Hong Kong’s government plans to introduce more stringent conditions for money lending licences, in its latest effort to combat the rise in illegal loans.

But financial intermediaries – not money lenders – caused the most trouble, as they have been involved in over 500 illegal lending cases since the third quarter last year, according to Patrick Ho Chung-kei, Deputy Secretary for Financial Services and Treasury. Only 40 to 50 of them were successfully handled by the courts.

Intermediaries link lenders and borrowers, who usually can’t apply for bank loans due to poor finances or bad credit records.

Many of those middlemen use deceptive tactics to induce prospective borrowers to apply for loans, and charge very high fees in the process, according to a Legislative Council paper.

Such charges are prohibited under the current Money Lender Ordinance.

The proposed measures will require potential lenders to report the identity of the intermediaries they appoint to the Registrar of Money Lenders, which processes their licence application, renewal and endorsements. That way borrowers can check if the intermediaries dealing with their loans are trustworthy.

New money lenders will not be allowed to obtain or collect any personal data from a third party unless they can provide written confirmation of its legitimacy.

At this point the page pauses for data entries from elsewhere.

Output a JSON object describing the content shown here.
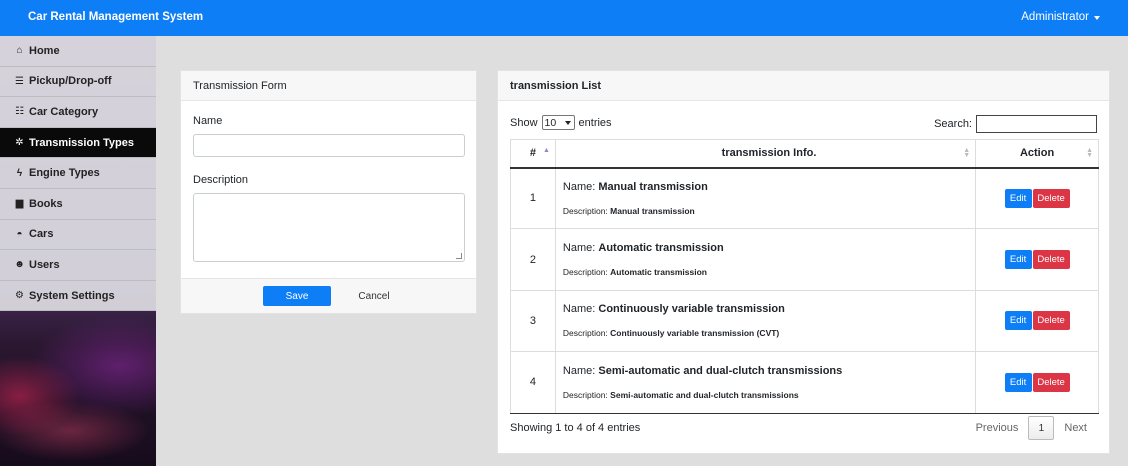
{
  "app": {
    "title": "Car Rental Management System",
    "user": "Administrator"
  },
  "sidebar": {
    "items": [
      {
        "icon": "home-icon",
        "glyph": "⌂",
        "label": "Home"
      },
      {
        "icon": "list-icon",
        "glyph": "☰",
        "label": "Pickup/Drop-off"
      },
      {
        "icon": "list-ul-icon",
        "glyph": "☷",
        "label": "Car Category"
      },
      {
        "icon": "cog-icon",
        "glyph": "✲",
        "label": "Transmission Types",
        "active": true
      },
      {
        "icon": "bolt-icon",
        "glyph": "ϟ",
        "label": "Engine Types"
      },
      {
        "icon": "book-icon",
        "glyph": "▆",
        "label": "Books"
      },
      {
        "icon": "car-icon",
        "glyph": "◓",
        "label": "Cars"
      },
      {
        "icon": "users-icon",
        "glyph": "☻",
        "label": "Users"
      },
      {
        "icon": "cogs-icon",
        "glyph": "⚙",
        "label": "System Settings"
      }
    ]
  },
  "form": {
    "title": "Transmission Form",
    "name_label": "Name",
    "name_value": "",
    "description_label": "Description",
    "description_value": "",
    "save_label": "Save",
    "cancel_label": "Cancel"
  },
  "list": {
    "title": "transmission List",
    "show_label": "Show",
    "entries_value": "10",
    "entries_label": "entries",
    "search_label": "Search:",
    "columns": [
      "#",
      "transmission Info.",
      "Action"
    ],
    "name_prefix": "Name:",
    "desc_prefix": "Description:",
    "edit_label": "Edit",
    "delete_label": "Delete",
    "rows": [
      {
        "num": "1",
        "name": "Manual transmission",
        "description": "Manual transmission"
      },
      {
        "num": "2",
        "name": "Automatic transmission",
        "description": "Automatic transmission"
      },
      {
        "num": "3",
        "name": "Continuously variable transmission",
        "description": "Continuously variable transmission (CVT)"
      },
      {
        "num": "4",
        "name": "Semi-automatic and dual-clutch transmissions",
        "description": "Semi-automatic and dual-clutch transmissions"
      }
    ],
    "info": "Showing 1 to 4 of 4 entries",
    "previous_label": "Previous",
    "current_page": "1",
    "next_label": "Next"
  }
}
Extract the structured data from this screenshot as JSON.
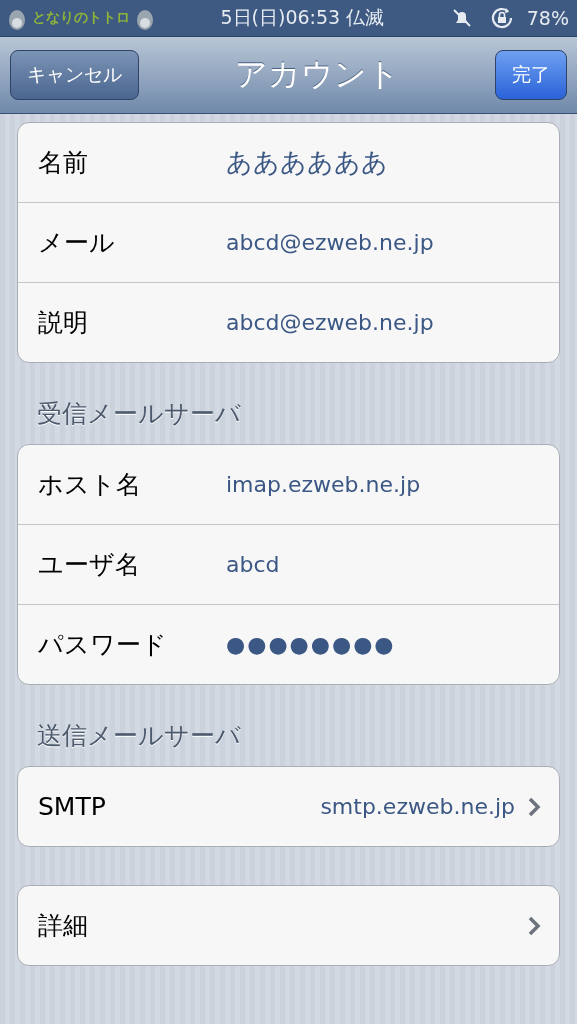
{
  "status_bar": {
    "logo_text": "となりのトトロ",
    "time": "5日(日)06:53 仏滅",
    "battery": "78%"
  },
  "nav_bar": {
    "cancel": "キャンセル",
    "title": "アカウント",
    "done": "完了"
  },
  "sections": [
    {
      "rows": [
        {
          "label": "名前",
          "value": "ああああああ",
          "kind": "field"
        },
        {
          "label": "メール",
          "value": "abcd@ezweb.ne.jp",
          "kind": "field"
        },
        {
          "label": "説明",
          "value": "abcd@ezweb.ne.jp",
          "kind": "field"
        }
      ]
    },
    {
      "header": "受信メールサーバ",
      "rows": [
        {
          "label": "ホスト名",
          "value": "imap.ezweb.ne.jp",
          "kind": "field"
        },
        {
          "label": "ユーザ名",
          "value": "abcd",
          "kind": "field"
        },
        {
          "label": "パスワード",
          "value": "●●●●●●●●",
          "kind": "password"
        }
      ]
    },
    {
      "header": "送信メールサーバ",
      "rows": [
        {
          "label": "SMTP",
          "value": "smtp.ezweb.ne.jp",
          "kind": "link"
        }
      ]
    },
    {
      "rows": [
        {
          "label": "詳細",
          "kind": "link"
        }
      ]
    }
  ]
}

The new rules will also require lenders to include a warning on adverts, reading: “You have to repay. Don’t over-borrow.”

Theconditions will be submitted to the Licensing Court for endorsement in the third quarter, and are expected to come into effect at the end of this year, Ho said.

At the panel on financial affairs yesterday, lawmakers questioned the government decision to target money lenders rather than overhauling the lending regulation system as a whole, as many regulations hadn’t been reviewed since the 1980s.

Ho said regulating lenders was more efficient than directly targeting intermediaries when tackling the most pressing issue, that of eliminating the extra charges.

The other approach might have triggered a long and complicated legislative process, he said.

There is currently no specially designed legislation regulating intermediaries.

Ho added that intermediaries came in many different forms, making proof and prosecution of related scams extremely difficult. But money lenders, who worked closely with intermediaries in business, could be expected to help solve the problems.

“It seems we impose more responsibilities on money lenders, but they also have their protection strengthened,” said Ho.

Ho reiterated that money lenders with no knowledge of the malpractice of their partners would not be subject to legal responsibilities.